For the Canadian cellist, Richard Strauss’s Don Quixote is a rollercoaster ride through all the composer’s Romantic works, as well as a huge physical challenge

ForsythPerforming

Amanda Forsyth performing with Pinchas Zukerman and the Vancouver Symphony Orchestra under Bramwell Tovey in 2018 © Matthew Baird / VSO

This article appeared in The Strad November 2020 issue

I was a big opera buff when I was growing up. I had a huge music collection and it was mostly all opera; I loved the stories and the dramatic arias, which I used to practise on the cello. For me it was all about the sentimentality, and I also loved Romantic works for the same reason. I was eleven years old when I first heard Strauss’s Don Quixote: Pierre Fournier was performing with the Edmonton Symphony Orchestra and I fell in love with it. When I started learning it myself, it became the piece that helped me understand it was OK to be emotional about instrumental music. Before that, I was simply improving my technique – I even felt embarrassed about my emotions while I was playing! I lived more through vocal pieces than anything instrumental, and when I had a choice I’d always go for the more vocal-sounding work.
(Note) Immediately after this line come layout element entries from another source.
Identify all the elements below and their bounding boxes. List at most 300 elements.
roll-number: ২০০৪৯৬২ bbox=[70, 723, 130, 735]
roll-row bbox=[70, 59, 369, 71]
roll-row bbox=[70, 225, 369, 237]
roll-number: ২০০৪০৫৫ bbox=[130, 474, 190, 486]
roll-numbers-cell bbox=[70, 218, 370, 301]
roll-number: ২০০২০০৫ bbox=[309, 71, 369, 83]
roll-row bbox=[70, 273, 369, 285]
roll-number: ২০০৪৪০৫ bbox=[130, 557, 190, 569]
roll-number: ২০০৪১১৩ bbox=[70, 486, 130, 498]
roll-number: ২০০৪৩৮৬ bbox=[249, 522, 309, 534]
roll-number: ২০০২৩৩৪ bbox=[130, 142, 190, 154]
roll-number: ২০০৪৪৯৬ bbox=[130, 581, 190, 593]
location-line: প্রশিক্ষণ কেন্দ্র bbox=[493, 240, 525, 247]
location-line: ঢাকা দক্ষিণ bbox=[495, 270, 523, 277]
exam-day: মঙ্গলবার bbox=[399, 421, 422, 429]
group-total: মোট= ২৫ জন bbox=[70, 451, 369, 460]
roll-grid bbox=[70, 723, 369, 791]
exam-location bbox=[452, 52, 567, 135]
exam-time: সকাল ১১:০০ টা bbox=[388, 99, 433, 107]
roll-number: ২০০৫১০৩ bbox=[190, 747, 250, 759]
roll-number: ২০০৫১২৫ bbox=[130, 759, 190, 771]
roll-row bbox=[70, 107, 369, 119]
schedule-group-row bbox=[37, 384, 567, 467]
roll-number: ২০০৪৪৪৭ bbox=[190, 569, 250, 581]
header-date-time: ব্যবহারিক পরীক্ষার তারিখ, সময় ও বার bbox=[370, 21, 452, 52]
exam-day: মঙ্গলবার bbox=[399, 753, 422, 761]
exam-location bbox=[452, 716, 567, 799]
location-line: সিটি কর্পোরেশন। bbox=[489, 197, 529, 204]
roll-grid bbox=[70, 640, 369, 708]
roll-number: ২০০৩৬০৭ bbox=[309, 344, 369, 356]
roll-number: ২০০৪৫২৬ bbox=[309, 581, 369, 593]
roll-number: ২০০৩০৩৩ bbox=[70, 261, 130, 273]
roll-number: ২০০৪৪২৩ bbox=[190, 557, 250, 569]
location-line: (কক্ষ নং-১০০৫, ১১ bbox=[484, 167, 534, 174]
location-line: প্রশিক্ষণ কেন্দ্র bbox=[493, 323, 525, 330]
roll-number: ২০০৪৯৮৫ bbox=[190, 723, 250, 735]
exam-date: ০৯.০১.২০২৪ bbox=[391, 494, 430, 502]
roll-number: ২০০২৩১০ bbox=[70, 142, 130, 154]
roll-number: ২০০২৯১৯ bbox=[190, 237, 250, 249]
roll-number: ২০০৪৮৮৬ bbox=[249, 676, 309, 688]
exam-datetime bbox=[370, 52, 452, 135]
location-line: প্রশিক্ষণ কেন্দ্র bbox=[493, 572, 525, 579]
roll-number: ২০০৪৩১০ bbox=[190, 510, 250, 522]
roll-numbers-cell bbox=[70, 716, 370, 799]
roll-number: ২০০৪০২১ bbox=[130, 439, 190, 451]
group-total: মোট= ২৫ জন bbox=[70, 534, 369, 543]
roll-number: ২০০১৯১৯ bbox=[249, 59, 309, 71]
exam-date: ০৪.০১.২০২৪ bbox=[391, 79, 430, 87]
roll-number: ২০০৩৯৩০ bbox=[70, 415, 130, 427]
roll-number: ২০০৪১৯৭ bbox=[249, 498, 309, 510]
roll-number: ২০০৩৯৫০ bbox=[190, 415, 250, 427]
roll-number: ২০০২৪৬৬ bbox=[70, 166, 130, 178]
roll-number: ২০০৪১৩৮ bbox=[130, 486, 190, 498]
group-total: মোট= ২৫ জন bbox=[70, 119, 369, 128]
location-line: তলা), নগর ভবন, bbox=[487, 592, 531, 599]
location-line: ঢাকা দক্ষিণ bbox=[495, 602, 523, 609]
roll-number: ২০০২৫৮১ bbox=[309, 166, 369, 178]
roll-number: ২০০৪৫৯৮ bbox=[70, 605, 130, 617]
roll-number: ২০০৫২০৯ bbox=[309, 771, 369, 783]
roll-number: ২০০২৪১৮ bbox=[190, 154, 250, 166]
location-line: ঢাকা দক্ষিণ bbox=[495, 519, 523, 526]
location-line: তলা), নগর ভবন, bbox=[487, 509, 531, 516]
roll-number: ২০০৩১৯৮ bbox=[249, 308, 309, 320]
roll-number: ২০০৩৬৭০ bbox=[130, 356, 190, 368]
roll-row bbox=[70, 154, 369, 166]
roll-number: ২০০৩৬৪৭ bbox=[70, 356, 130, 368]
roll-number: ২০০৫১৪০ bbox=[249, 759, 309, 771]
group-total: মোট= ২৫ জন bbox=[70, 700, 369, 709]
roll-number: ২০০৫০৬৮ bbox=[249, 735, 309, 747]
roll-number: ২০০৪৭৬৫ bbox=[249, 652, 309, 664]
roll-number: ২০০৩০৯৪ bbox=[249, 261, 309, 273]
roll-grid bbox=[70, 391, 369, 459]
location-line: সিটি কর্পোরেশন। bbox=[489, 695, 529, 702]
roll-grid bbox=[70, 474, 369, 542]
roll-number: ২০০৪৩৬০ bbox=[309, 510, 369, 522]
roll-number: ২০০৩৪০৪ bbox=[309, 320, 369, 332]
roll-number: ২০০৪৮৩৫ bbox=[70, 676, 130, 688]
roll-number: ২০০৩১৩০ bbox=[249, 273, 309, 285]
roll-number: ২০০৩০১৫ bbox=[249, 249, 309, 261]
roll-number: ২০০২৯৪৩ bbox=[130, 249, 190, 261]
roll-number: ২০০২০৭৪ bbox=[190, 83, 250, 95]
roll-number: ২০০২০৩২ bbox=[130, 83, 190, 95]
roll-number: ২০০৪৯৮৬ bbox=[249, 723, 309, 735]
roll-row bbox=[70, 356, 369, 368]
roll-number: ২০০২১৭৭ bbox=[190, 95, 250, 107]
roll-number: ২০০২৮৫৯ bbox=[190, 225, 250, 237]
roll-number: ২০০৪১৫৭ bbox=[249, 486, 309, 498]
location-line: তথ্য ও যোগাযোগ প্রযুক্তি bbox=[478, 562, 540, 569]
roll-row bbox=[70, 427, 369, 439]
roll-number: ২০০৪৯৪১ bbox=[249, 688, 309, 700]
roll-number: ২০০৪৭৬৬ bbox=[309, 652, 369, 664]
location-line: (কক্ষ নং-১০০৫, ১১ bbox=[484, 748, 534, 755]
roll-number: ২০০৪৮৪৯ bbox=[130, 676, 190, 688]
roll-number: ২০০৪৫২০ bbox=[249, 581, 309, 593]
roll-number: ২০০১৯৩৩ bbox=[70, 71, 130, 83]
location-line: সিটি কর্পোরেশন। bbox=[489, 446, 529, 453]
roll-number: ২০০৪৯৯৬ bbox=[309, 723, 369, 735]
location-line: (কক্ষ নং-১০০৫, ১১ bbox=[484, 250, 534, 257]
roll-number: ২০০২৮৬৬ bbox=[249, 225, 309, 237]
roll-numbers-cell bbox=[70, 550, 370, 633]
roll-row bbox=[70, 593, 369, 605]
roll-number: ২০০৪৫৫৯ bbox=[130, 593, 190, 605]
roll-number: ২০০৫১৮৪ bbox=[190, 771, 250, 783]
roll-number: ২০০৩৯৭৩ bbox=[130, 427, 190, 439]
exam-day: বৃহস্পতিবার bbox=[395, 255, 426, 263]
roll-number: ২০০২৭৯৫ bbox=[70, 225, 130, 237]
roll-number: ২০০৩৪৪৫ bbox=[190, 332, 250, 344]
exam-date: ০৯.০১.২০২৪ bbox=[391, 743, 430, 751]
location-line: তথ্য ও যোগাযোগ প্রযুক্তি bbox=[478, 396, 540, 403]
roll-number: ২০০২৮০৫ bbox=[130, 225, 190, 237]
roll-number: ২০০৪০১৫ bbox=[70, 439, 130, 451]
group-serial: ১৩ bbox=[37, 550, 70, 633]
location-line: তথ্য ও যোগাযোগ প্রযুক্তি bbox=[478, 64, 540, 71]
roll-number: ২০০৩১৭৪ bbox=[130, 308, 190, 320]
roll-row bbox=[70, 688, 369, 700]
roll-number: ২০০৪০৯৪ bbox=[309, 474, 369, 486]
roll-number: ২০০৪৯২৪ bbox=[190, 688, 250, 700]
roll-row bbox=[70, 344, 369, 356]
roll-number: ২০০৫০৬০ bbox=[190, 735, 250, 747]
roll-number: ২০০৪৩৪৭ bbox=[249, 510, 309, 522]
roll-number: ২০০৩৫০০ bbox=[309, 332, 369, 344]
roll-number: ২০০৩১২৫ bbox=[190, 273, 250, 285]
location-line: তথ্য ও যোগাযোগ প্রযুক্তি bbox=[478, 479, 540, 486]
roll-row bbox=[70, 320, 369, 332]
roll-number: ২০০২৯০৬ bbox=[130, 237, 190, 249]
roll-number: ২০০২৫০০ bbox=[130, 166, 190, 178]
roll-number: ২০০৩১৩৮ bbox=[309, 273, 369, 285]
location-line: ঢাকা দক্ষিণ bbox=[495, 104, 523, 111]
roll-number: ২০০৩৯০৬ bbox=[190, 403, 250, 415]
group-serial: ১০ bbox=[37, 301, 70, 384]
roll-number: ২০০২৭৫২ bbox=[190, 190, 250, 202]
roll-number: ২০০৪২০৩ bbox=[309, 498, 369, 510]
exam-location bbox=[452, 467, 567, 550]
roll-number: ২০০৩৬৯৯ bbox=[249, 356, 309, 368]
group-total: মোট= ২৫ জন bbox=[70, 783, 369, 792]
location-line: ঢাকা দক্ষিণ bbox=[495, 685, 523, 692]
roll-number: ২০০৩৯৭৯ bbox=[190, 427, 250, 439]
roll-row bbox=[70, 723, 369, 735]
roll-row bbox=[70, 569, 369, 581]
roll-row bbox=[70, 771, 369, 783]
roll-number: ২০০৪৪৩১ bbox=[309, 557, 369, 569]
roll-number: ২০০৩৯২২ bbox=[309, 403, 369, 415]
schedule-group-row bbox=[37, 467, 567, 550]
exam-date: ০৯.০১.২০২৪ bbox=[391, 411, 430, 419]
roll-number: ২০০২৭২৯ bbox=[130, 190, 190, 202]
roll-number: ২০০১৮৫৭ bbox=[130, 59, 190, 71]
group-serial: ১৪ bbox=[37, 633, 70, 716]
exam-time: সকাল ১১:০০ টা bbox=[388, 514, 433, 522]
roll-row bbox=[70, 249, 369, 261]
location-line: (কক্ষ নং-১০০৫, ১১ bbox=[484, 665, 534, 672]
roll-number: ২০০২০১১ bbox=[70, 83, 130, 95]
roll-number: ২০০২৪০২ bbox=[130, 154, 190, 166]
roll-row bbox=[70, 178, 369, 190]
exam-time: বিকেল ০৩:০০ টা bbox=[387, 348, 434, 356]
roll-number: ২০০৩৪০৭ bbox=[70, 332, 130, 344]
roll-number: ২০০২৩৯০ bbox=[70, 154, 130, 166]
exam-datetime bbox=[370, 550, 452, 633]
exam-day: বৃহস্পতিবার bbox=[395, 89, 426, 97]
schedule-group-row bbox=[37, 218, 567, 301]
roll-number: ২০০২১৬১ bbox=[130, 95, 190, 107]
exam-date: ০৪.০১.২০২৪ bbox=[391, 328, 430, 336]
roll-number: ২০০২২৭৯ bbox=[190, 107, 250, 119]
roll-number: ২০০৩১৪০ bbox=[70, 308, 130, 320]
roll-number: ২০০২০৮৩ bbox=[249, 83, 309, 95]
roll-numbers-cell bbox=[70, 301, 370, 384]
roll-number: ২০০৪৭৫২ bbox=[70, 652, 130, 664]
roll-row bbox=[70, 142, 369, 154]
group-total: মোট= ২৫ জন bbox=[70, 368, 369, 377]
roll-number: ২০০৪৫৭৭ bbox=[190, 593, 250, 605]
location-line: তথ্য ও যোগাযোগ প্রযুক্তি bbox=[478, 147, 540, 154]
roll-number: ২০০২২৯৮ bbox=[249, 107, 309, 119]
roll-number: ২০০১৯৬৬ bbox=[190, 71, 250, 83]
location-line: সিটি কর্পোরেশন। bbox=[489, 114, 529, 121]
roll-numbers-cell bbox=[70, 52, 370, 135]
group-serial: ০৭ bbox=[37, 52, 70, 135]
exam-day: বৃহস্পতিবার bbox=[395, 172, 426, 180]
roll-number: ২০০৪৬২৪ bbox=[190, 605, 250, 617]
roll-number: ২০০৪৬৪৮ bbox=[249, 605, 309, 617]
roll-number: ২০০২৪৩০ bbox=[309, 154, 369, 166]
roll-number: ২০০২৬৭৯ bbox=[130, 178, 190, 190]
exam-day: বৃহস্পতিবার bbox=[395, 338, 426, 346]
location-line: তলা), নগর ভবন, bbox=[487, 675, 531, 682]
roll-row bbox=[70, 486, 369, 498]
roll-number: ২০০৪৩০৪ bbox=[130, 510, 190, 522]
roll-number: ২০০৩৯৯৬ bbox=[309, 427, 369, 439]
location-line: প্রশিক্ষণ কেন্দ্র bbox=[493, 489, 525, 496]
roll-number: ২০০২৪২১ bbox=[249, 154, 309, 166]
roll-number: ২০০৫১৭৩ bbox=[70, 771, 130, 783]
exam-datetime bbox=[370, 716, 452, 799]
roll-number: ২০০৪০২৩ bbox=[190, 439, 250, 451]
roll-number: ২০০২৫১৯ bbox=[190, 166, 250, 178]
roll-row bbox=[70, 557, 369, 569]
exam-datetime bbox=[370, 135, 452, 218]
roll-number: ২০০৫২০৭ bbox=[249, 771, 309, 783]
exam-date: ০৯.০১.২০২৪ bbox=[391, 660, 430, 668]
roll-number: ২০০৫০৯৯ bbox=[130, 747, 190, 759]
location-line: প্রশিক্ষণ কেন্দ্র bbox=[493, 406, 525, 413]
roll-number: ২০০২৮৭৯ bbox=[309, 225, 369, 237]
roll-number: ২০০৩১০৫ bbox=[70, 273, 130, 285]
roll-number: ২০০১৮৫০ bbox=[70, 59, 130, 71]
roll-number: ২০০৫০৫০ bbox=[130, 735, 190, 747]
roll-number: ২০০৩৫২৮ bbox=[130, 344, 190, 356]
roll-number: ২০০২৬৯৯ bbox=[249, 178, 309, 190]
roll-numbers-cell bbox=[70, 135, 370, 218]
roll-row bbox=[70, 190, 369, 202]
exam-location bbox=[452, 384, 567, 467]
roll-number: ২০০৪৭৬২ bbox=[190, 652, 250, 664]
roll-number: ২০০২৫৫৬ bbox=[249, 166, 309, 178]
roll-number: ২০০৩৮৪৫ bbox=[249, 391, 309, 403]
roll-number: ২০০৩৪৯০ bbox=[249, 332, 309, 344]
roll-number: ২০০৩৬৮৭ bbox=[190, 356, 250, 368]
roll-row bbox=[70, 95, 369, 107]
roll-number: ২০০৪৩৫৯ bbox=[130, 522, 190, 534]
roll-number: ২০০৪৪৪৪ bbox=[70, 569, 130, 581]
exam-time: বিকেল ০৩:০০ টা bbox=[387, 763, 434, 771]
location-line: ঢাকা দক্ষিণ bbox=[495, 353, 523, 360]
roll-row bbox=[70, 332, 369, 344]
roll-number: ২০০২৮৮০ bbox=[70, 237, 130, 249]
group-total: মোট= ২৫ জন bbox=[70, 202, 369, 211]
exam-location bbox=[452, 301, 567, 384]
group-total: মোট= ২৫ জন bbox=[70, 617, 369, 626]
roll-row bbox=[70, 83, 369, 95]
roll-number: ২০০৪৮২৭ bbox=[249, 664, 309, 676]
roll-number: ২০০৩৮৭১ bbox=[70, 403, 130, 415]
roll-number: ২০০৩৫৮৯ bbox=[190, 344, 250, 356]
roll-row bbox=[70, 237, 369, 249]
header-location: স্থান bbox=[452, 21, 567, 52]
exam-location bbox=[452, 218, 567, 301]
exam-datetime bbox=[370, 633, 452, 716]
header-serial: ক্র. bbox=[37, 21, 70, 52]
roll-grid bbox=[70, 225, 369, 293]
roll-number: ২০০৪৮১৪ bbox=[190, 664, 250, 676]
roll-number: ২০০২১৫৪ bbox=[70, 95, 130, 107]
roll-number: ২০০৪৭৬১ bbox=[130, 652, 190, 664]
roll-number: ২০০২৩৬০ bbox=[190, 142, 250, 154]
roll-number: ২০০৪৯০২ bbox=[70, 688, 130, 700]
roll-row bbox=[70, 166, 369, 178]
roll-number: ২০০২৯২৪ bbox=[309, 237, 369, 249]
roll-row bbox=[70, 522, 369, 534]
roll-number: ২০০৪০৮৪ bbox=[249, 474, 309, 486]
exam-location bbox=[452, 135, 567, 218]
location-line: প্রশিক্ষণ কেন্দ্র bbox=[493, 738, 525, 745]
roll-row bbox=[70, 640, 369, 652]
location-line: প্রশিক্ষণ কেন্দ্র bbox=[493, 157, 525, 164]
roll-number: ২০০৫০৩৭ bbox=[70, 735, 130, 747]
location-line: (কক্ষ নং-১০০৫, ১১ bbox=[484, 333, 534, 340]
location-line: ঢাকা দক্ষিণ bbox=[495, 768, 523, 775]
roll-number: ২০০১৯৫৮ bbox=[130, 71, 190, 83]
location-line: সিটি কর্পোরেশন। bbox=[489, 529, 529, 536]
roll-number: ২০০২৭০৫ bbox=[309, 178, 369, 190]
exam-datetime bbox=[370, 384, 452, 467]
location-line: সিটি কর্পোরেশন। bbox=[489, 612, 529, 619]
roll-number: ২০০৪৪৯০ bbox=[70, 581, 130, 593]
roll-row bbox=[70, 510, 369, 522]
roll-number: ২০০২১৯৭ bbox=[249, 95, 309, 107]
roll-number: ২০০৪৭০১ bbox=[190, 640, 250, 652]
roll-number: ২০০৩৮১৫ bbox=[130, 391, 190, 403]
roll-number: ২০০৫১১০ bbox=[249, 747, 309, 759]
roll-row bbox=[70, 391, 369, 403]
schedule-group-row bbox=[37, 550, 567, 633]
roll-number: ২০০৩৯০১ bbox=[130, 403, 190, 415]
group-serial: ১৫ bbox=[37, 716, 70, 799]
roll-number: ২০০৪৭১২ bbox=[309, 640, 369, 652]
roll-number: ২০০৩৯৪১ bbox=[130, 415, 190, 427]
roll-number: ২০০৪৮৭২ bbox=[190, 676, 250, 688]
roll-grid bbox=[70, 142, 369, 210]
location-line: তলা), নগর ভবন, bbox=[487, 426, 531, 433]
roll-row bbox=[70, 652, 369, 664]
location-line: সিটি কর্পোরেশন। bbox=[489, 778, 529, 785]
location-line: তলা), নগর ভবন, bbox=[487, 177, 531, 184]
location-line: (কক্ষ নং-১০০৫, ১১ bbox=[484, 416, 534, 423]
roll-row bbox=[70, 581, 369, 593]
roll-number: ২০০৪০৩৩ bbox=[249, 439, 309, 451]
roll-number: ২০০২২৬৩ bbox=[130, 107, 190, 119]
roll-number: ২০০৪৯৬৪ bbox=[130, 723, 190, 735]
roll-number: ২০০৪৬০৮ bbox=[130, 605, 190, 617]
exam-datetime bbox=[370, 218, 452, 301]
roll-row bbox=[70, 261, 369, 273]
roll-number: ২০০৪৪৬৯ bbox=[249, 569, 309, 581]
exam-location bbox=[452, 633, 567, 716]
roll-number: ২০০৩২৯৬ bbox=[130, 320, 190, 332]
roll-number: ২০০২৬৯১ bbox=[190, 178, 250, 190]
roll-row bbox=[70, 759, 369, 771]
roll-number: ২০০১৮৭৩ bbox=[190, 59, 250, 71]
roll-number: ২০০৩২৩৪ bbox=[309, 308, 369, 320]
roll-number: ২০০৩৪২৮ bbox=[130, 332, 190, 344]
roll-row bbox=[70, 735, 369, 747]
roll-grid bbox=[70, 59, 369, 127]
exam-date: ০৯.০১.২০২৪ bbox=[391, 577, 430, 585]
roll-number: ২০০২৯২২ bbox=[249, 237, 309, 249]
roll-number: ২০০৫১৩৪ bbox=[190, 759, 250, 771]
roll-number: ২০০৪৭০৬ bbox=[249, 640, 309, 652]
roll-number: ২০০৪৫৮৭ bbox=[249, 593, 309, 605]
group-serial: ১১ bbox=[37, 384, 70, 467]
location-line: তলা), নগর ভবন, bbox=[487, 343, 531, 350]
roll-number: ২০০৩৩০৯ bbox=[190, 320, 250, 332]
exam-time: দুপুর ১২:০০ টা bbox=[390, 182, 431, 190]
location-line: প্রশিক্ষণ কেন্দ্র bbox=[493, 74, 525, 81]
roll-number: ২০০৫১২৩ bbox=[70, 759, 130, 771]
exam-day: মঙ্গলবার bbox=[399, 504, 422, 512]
Even now, I get goosebumps when I’m playing Don Quixote live on stage, and I have to tell myself, ‘Focus! Focus!’ as if it’s wrong.

I was 22 the first time I played it in concert, when I was the principal cellist of the Calgary Philharmonic. Another piece had just been cancelled and we had a gap to fill, so the music director Mario Bernardi said, ‘Listen, I know you love Strauss, so why don’t we do Don Quixote? Do you know it?’ So I instantly said, ‘Of course!’ – and then had two weeks to learn it! I’ve always considered it an operatic kind of piece; for instance, the sixth variation represents Don Quixote’s first meeting with Dulcinea, the love of his life, and after that first performance the principal violist asked me why I’d played one of the phrases just with the second finger, eight times in a row! It was because I was thinking like a singer, as if I was singing my way up and down the string – changing fingers just seemed so pedantic!

Throughout the 45-minute piece, the cello part represents Don Quixote himself, which makes it unbelievably fun to play. I love how I get to charge at windmills in the first variation, and to die in the finale. It’s also a huge, taxing, exhausting work, and you need to be aware of the places where you can lie low for a while, so you can save your energy for the big parts, otherwise there’s no way you can make it all the way through. Yo-Yo Ma gave me this advice when I was preparing Shostakovich’s Cello Concerto no.2, another monumental work, and it’s been invaluable to me. The other trick is to make sure the audience doesn’t notice!

I like working on Don Quixote with students, as it’s such an expressive, visual piece. I’ll always ask them what the scene looks like to them, which is an idea that not every student is familiar with – it often depends on their country of origin and the culture they’ve grown up with. I’ll also remind them to keep asking if they’re telling the story, and show them how there’s a strong narrative drive behind the whole work, with each variation blending into the next. Strauss’s tonality is incredible, and every note has to be rounded. I think he also piled everything into this one piece, and there are references to all his other orchestral works scattered through it. Finally, I’d always advise students to learn the entire thing – not just the parts they’ll need for orchestral auditions, which happens so much.

I’ve played Don Quixote many times with my husband Pinchas Zukerman playing the viola part as Sancho Panza. We often perform together on stage, even though it’s been pointed out to me that we seem to have different tastes in music at times. For example, I’ll always lean toward the more vocal-sounding piece.